Monday, April 23, 2012

How to Imitate Jesus Without Getting Crucified

Have you ever been told that if you would imitate Jesus all would be well in your life? From pulpits to podiums to books we are told to imitate Jesus. WWJD bracelets were all the rage a decade ago. Put one on your wrist, look at it every once in a while, and viola, better life. It’s no doubt true that to seek to live as Jesus lived and to react as Jesus reacted would result in a better spiritual life. Despite the facts that Jesus lived two thousand years ago in a country far removed from our own doesn’t lessen the value of his examples. When you speak of Jesus you are speaking of God; so, emulating Jesus is to emulate supreme Godliness. Jesus was God Incarnate, which is Bible-speak for God in human form. Jesus is to be our life-example.


Now for the hard part: exactly how do we emulate and imitate Jesus? We can’t heal the sick, nor can we drive demons out of people. We can’t turn a few fish and loaves of bread into a massive fish sandwich meal for thousands of people. We can’t turn water into wine. We can’t calm gale force winds on a body of water and we certainly can't walk on water. Enough of the cant’s, let’s look at what we can do: we can see our power coming from God the Father and keep up a regular stream of communication. We can go around doing good for people in God’s name. We can love the hard-to-love and provide care for the needy. We can place the needs of those we haven’t yet reached ahead of our own.
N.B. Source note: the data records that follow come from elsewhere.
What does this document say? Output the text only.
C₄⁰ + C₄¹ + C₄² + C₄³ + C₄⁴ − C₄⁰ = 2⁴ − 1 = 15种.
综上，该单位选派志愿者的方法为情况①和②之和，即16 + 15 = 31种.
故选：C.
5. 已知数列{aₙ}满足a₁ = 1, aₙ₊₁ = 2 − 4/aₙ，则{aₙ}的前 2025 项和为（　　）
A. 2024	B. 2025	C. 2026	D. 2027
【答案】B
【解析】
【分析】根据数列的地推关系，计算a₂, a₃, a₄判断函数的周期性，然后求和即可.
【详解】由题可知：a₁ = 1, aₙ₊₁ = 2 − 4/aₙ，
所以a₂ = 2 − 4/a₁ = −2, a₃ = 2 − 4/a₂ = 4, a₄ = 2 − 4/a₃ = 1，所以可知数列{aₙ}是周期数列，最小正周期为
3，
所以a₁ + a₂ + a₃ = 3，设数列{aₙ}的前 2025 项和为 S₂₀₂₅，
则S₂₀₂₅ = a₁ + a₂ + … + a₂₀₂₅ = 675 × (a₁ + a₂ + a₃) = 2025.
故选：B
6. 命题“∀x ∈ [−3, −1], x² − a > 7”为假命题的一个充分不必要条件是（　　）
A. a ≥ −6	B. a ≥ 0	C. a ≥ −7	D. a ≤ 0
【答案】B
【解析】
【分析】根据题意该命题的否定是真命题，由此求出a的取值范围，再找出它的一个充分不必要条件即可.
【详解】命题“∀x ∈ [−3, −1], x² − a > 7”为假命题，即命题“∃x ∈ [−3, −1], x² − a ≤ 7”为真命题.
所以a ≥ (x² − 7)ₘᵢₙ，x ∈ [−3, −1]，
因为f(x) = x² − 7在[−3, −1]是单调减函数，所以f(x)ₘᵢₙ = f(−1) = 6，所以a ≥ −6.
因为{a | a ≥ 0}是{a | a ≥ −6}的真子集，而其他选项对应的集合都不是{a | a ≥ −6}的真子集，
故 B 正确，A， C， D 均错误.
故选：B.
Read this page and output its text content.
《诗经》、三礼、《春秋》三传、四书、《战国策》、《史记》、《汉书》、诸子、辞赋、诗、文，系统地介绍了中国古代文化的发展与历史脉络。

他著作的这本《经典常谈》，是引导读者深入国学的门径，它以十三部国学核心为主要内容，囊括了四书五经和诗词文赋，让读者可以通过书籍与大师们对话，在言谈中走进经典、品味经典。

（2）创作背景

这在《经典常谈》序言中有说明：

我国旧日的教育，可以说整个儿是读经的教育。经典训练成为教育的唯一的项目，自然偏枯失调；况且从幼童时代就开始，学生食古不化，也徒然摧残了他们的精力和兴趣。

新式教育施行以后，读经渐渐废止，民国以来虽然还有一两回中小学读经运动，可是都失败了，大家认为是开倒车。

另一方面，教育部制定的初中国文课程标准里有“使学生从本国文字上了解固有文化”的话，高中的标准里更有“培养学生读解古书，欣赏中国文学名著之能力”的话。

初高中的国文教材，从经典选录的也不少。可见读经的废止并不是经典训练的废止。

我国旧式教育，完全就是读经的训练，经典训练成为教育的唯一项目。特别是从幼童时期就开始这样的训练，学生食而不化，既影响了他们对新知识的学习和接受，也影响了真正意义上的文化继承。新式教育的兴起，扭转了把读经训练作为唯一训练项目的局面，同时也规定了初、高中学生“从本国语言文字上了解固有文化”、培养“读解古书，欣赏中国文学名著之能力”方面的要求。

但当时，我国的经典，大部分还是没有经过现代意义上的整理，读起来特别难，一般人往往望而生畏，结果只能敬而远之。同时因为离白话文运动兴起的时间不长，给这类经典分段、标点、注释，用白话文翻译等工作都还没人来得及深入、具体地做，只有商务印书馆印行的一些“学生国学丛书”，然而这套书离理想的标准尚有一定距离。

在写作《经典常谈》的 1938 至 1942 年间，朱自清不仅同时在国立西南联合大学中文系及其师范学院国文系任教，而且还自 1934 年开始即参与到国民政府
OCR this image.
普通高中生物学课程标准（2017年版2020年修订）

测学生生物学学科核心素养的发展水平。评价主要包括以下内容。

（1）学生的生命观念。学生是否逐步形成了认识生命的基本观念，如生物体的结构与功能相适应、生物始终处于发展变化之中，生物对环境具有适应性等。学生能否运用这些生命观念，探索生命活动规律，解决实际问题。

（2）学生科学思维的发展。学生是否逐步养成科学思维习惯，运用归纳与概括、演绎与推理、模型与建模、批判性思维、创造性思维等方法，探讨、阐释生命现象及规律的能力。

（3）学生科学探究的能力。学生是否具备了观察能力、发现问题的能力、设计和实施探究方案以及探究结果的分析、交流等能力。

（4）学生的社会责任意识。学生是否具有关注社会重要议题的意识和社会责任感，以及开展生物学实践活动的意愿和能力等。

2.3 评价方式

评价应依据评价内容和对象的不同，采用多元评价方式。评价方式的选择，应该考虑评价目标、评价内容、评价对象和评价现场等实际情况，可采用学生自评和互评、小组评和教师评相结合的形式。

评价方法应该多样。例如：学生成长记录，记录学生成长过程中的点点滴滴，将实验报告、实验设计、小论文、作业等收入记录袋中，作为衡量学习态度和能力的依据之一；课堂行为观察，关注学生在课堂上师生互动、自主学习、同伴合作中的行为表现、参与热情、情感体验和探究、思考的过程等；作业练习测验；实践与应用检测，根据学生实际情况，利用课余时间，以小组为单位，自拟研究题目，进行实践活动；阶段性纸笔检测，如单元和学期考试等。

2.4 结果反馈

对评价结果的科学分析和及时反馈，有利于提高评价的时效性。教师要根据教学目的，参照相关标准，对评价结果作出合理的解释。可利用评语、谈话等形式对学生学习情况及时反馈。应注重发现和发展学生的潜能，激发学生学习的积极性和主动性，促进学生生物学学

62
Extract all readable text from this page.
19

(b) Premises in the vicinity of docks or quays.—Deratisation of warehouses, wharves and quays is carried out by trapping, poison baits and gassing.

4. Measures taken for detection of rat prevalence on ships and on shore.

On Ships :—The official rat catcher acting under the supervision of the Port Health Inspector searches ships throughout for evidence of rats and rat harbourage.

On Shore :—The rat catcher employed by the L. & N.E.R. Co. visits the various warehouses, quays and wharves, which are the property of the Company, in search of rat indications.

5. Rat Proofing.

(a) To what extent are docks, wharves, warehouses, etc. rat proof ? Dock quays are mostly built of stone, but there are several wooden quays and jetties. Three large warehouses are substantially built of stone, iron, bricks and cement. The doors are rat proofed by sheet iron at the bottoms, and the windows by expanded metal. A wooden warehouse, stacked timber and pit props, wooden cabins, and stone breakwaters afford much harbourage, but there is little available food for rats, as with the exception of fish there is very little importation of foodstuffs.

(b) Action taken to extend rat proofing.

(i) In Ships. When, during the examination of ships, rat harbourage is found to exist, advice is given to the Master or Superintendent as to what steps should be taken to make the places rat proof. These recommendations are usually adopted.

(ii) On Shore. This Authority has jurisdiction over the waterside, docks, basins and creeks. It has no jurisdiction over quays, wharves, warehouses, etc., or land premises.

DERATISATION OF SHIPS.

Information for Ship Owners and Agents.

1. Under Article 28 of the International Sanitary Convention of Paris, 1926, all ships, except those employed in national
Now for the really hard part: Jesus died. To emulate Jesus is to be willing to die for God. Losing one’s life due to being a Christian actually happens in many places in the world; but let’s face it, it doesn’t happen here. Losing one’s actual life is not required to be a dedicated follower of Jesus. This is a good thing. All that is required is to symbolically give up our hold on our life and give it to God. We symbolically die to our carnal, sinful, natural, dead-end selves and allow God to gift the Holy Spirit into our lives. So death is involved, just not the as a doornail type. After we have the Holy Spirit in our lives it is easier to seek to imitate Jesus in all the other ways…just don’t get your hopes up for walking on water or tossing out demons.


Crucifixion is not required, but a form of death is before we have a prayer of imitating Jesus. It’s so very counter intuitive but death precedes life in God’s equation. It is only in dying that we can live in the manner God wishes for us to live. Sign me up for that whole WWJD thing!

Monday, April 9, 2012

Most Overused Words & Phrases

Recently a small college in Michigan determined the most overused words and phrases in the English language. Their idea was to have these words banished from the Queen’s English, although it seems unlikely the Queen of England will pay a great deal of attention to Lake Superior State University (the Lakers, of course). Google, Yahoo and a few other internet groups picked up the list and it’s presently making its way around the web. It’s hard to disagree with the choices, which will be examined below, but the list is simply too short. Words should be examined annually by some trustworthy group and if found to be overly trite, rude, insensitive or ubiquitous (O.K., or too long), they should be officially banished. The Queen of England should be part of the ceremony, along with the National Spelling Bee Champion of the United States, and seven randomly picked English teachers from the English speaking world. If the words are deemed losers…BOOM, gone, banished, vanquished, non-ubiquitous (or long).

The Lakers chose:
Occupy: For obvious reasons and yes, it is getting a bit ubiq…uh, overused.
Baby Bump: Totally insensitive but actually better than the British preggers.
 24/7: Yes, thank you for this one. All the time worked so well for so long.
Ginormous: Did we really need to combine giant and enormous? No. Pick one.
Thank you in advance: I actually use this one a lot so let’s skip it.
Amazing: Huh? They are actually dissing amazing? That ranks with cool. Nope.

As Christians we have to be especially careful with our language choices. People are always listening and many are taking cues from us. If we use a certain type of language  they may feel better about using it. For this reason we too should do a review of words and phrases that might shed a negative light on our faith. We may have a ginormous problem and it may be on-going, even 24/7. Possibly negativity occupies our minds and souls. Remember, our faith is amazing and so is God’s grace. We can speak and sound like the positive, edifying people God created us to be.

Oh, and thank you in advance for reading this article!